From the outset, Bennett has been the favourite to be English’s deputy on the invisible ticket, which includes Steven Joyce as Finance Minister.

It is invisible because it upsets the caucus to think these matters are predetermi­ned.

The new leader’s preference for deputy is relevant to the outcome but not necessaril­y the overriding factor.

The selection of a political deputy is dictated by factors that vary from contest to contest and party to party.

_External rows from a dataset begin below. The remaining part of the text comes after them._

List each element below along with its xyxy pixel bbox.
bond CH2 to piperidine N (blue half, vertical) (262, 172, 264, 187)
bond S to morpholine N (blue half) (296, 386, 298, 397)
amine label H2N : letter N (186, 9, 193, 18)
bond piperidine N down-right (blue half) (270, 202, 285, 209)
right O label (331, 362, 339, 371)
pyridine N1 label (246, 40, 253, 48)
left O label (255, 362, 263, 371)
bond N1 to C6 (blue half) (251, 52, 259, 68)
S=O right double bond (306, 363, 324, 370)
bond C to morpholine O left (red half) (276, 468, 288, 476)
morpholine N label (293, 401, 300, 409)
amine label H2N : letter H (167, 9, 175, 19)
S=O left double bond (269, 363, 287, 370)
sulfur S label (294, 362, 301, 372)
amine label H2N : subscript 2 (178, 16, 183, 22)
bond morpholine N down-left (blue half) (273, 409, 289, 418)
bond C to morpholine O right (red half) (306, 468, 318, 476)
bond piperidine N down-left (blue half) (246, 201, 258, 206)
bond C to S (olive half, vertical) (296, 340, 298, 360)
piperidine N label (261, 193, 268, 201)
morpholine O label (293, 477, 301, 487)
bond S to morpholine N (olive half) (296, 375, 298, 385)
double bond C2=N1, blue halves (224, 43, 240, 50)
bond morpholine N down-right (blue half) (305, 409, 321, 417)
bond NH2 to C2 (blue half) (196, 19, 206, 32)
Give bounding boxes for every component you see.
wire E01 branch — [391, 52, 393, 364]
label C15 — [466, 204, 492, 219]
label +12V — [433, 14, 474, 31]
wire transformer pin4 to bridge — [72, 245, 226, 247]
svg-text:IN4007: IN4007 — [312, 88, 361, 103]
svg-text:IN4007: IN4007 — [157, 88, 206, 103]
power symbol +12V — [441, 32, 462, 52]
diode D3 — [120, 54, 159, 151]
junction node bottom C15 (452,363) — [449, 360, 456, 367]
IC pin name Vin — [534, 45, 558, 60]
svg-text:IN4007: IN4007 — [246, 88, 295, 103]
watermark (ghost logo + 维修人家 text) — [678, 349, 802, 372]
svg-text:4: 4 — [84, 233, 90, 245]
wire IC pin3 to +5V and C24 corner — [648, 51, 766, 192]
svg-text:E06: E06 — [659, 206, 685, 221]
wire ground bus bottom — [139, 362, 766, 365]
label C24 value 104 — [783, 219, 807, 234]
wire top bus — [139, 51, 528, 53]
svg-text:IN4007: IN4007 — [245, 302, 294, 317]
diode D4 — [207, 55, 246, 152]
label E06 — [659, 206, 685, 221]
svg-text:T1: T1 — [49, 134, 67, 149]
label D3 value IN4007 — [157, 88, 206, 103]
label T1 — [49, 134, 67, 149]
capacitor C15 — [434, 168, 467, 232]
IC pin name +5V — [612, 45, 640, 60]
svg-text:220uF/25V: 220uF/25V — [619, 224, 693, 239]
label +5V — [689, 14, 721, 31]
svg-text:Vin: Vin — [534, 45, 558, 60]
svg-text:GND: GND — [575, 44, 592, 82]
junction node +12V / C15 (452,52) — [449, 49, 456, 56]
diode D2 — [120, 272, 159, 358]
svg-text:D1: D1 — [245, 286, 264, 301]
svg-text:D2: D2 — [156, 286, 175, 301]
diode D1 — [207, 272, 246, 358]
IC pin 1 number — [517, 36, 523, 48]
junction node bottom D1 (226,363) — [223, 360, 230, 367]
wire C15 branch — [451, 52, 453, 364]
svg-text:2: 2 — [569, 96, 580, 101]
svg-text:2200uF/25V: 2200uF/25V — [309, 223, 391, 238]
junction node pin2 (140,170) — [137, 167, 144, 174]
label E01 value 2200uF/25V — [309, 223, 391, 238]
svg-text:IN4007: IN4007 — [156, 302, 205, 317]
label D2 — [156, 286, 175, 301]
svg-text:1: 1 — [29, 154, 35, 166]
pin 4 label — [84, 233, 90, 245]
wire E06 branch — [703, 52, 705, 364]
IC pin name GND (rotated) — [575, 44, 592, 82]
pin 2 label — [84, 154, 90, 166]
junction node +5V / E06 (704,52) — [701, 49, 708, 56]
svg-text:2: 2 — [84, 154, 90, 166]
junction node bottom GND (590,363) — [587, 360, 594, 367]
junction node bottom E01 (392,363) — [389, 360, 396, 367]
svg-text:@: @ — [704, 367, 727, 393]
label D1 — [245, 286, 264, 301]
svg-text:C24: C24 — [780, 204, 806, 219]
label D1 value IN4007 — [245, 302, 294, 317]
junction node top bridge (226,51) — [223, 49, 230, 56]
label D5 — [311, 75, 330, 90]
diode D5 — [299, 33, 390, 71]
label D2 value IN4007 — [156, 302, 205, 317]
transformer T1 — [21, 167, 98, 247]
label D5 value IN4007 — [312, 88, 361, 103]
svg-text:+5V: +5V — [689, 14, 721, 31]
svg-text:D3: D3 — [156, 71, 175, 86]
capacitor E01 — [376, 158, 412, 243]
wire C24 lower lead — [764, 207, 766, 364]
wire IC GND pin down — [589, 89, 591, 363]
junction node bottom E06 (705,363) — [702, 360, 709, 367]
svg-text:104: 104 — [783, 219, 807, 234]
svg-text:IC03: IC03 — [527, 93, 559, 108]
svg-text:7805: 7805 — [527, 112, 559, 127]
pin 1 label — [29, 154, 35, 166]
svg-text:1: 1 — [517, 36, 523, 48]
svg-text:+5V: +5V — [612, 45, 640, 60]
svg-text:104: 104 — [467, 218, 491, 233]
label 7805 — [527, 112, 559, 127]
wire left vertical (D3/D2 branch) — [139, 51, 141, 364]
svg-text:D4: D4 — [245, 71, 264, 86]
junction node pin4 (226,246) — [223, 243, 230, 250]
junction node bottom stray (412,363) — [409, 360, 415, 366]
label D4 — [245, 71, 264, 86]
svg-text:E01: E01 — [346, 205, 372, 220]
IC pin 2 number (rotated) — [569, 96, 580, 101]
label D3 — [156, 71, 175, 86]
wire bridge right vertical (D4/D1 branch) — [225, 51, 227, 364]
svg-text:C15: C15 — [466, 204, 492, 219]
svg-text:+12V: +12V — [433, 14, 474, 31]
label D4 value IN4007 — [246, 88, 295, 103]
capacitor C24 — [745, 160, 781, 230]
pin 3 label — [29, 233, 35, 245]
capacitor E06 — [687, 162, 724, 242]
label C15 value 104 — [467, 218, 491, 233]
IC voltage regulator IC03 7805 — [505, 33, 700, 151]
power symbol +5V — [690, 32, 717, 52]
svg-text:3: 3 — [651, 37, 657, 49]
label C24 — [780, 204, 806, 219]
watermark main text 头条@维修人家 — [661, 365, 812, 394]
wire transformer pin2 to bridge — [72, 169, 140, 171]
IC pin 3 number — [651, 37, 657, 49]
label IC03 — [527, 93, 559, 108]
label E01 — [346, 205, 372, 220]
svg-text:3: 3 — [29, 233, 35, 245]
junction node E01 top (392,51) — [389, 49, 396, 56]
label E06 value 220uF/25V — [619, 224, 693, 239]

English’s own election as deputy to John Key in 2006 was part of a political deal to stop English joining the contest and to satisfy his caucus supporters, led by Simon Power and Katherine Rich.

They demanded better treatment of him than had been delivered by Don Brash in the previous leadership contest.

Gerry Brownlee was the deputy leader when Brash resigned — although Brash conducted a mad experiment by initially nominating Nick Smith, English’s numbers man, as his deputy.

Brownlee earned huge kudos from his colleagues in 2006 for stepping aside for the Key-English pact that served the party well for the next 10 years.

Helen Clark appointed Michael Cullen as deputy, again a highly successful team, because he had led a serious move to get rid of her.

If English is elected with a huge mandate and no bitterness, he would be expected to choose his deputy, almost certainly Bennett, and have the caucus endorse his choice.

Bennett complement­s English in terms of gender, geography, ethnicity and personalit­y.

But if a solid rump of support for Coleman or Collins emerges, and one that promises not to lose quietly, it may have to be negotiated.

But the fact that no one has publicly declared for either of them suggests it won’t come to that.